Michał Chaberek jest jednak przede wszystkim teologiem i filozofem. Poza rekonstrukcją nauczania Kościoła pokazuje też liczne trudności jakie towarzyszą koncepcji teistycznego ewolucjonizmu – choćby jej wychylenie ku panteizmowi.


Drugim niezwykle pasjonującym elementem książki jest rekonstrukcja sporu pomiędzy ewolucjonizmem i kreacjonizmem, która prowadzi autora do wniosku jak dotąd właściwie nieobecnego w polskiej literaturze naukowej: „W sporze kreacjonizmu i ewolucjonizmu, toczącym się w latach 50.-80. ubiegłego wieku, często mieszane były płaszczyzny naukowa, filozoficzna i religijna. Debata została poprawnie zdefiniowana dopiero z chwilą powstania teorii inteligentnego projektu. Wtedy to naukowe tezy darwinizmu otrzymały również naukową (a nie religijną) odpowiedź. Promotorzy nowej idei podważyli przede wszystkim darwinistyczne przekonanie o kluczowej roli przypadku w ukształtowaniu obecnych form biologicznych. W miejsce przypadku zaproponowali ideę testowania struktur biologicznych pod kątem istnienia w nich realnych projektów będących pochodną intelektu”. Przedstawicie inteligentnego projektu, jak choćby naukowcy z Discovery Institute nie budują religijnej teorii raczej prowadząc praktyczne badania pokazują słabe punkty ewolucjonizmu (nie negując tych jego elementów, które bronią się w badaniach). Do tej pory nie udało się ewolucjonistom poważnie podważyć tezy IP o istnieniu tzw. nieredukowalnych złożoności, których powstanie na drodze ewolucji zostało podważone.

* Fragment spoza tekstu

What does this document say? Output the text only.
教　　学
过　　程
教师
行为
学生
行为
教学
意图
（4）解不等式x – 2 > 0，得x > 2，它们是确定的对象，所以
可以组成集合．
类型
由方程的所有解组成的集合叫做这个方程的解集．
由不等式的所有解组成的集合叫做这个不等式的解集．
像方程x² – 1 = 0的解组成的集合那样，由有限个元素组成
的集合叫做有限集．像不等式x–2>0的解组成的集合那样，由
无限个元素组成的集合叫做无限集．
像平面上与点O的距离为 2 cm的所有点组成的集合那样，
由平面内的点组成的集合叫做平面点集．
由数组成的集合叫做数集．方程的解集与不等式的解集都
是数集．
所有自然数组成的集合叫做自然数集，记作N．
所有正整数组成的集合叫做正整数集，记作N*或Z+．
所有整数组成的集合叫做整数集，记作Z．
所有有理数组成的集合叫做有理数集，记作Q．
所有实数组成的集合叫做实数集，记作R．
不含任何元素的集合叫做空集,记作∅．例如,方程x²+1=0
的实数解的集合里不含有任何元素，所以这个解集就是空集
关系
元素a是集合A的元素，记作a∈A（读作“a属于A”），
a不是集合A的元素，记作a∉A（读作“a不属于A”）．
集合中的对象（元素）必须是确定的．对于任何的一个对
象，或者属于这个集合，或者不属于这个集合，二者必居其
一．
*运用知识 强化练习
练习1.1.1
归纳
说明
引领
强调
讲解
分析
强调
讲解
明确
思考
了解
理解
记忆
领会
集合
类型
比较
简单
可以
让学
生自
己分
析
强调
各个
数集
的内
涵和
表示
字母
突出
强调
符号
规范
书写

Oczywiście, o czym pisze o. Chaberek, wciąż próbuje się inteligentny projekt zaszufladkować do grupy wcześniejszych teorii kreacjonistycznych, które zawsze miały komponent biblijny. Jednak tego typu próby są raczej wyrazem bezradności wobec niektórych zarzutów IP stawianych neodarwinizmowi. Pewną odpowiedź zarzutom religijności dał Anthony Flew, ikona brytyjskiego ateizmu: „Myślę, że najbardziej imponującymi argumentami na rzecz istnienia Boga są te podparte ostatnimi odkryciami naukowymi. […] Myślę, że argument z inteligentnego projektu dzisiaj jest o wiele silniejszy niż wtedy, gdy go po raz pierwszy spotkałem. […] Obecnie wydaje mi się, że osiągnięcia ponad pięćdziesięciu lat badań DNA dostarczyły materiału dla nowego i niezwykle mocnego argumentu za tym projektem”; Michał Chaberek dodaje „Anthony Flew nie mówił o swoim religijnym nawróceniu, lecz zmianie poglądów filozoficznych pod wpływem argumentów z IP. Oznacza to, że nowa teoria dostarczyła mu racjonalnych, naukowych i przekonujących argumentów”.

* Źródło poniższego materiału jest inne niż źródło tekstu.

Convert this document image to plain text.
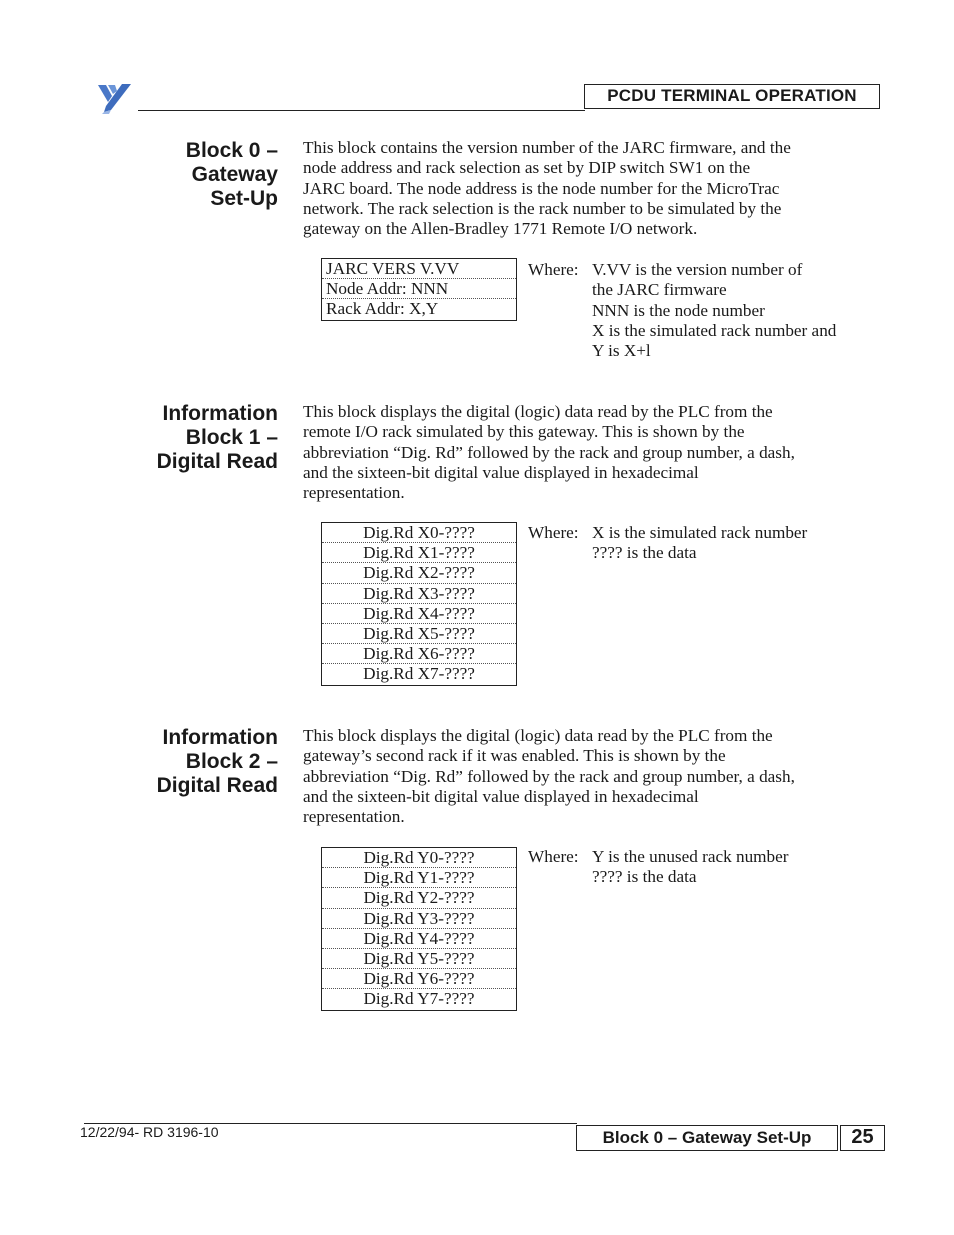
PCDU TERMINAL OPERATION
Block 0 –
Gateway
Set-Up
This block contains the version number of the JARC firmware, and the
node address and rack selection as set by DIP switch SW1 on the
JARC board. The node address is the node number for the MicroTrac
network. The rack selection is the rack number to be simulated by the
gateway on the Allen-Bradley 1771 Remote I/O network.
JARC VERS V.VV
Node Addr: NNN
Rack Addr: X,Y
Where: V.VV is the version number of
the JARC firmware
NNN is the node number
X is the simulated rack number and
Y is X+l
Information
Block 1 –
Digital Read
This block displays the digital (logic) data read by the PLC from the
remote I/O rack simulated by this gateway. This is shown by the
abbreviation “Dig. Rd” followed by the rack and group number, a dash,
and the sixteen-bit digital value displayed in hexadecimal
representation.
Dig.Rd X0-????
Dig.Rd X1-????
Dig.Rd X2-????
Dig.Rd X3-????
Dig.Rd X4-????
Dig.Rd X5-????
Dig.Rd X6-????
Dig.Rd X7-????
Where: X is the simulated rack number
???? is the data
Information
Block 2 –
Digital Read
This block displays the digital (logic) data read by the PLC from the
gateway’s second rack if it was enabled. This is shown by the
abbreviation “Dig. Rd” followed by the rack and group number, a dash,
and the sixteen-bit digital value displayed in hexadecimal
representation.
Dig.Rd Y0-????
Dig.Rd Y1-????
Dig.Rd Y2-????
Dig.Rd Y3-????
Dig.Rd Y4-????
Dig.Rd Y5-????
Dig.Rd Y6-????
Dig.Rd Y7-????
Where: Y is the unused rack number
???? is the data
12/22/94- RD 3196-10	Block 0 – Gateway Set-Up	25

Nie wiemy jaki będzie dalszy los inteligentnego projektu, być może jest to tylko propozycja krytyczna mobilizująca do odnowienia spojrzenia teoretycznego na świat biologiczny. Wydaje się pewne, że wielu darwinistów traktuje swoją teorię niczym dogmat (anty)religijny, gdy tymczasem jest to tylko jedna z XIX wiecznych teorii potrzebujących dziś rozszerzenia. Trzymanie się teorii Darwina można porównać do sytuacji, w której pomimo licznych nieścisłości wciąż trzymalibyśmy się teorii Newtona, jako ogólnej teorii fizycznej. Wiemy przecież, że owszem ma ona swoje znaczenie, ale jako teoria mniejszego zasięgu, skuteczna tylko w określonych sytuacjach. Spór o ewolucję ma też swój fundamentalny komponent, dlatego rozpala antagonistów. Pomiędzy inteligencją a przypadkiem odbywa się poszukiwanie odpowiedzi na podstawowe pytanie - pytanie o racjonalność świata.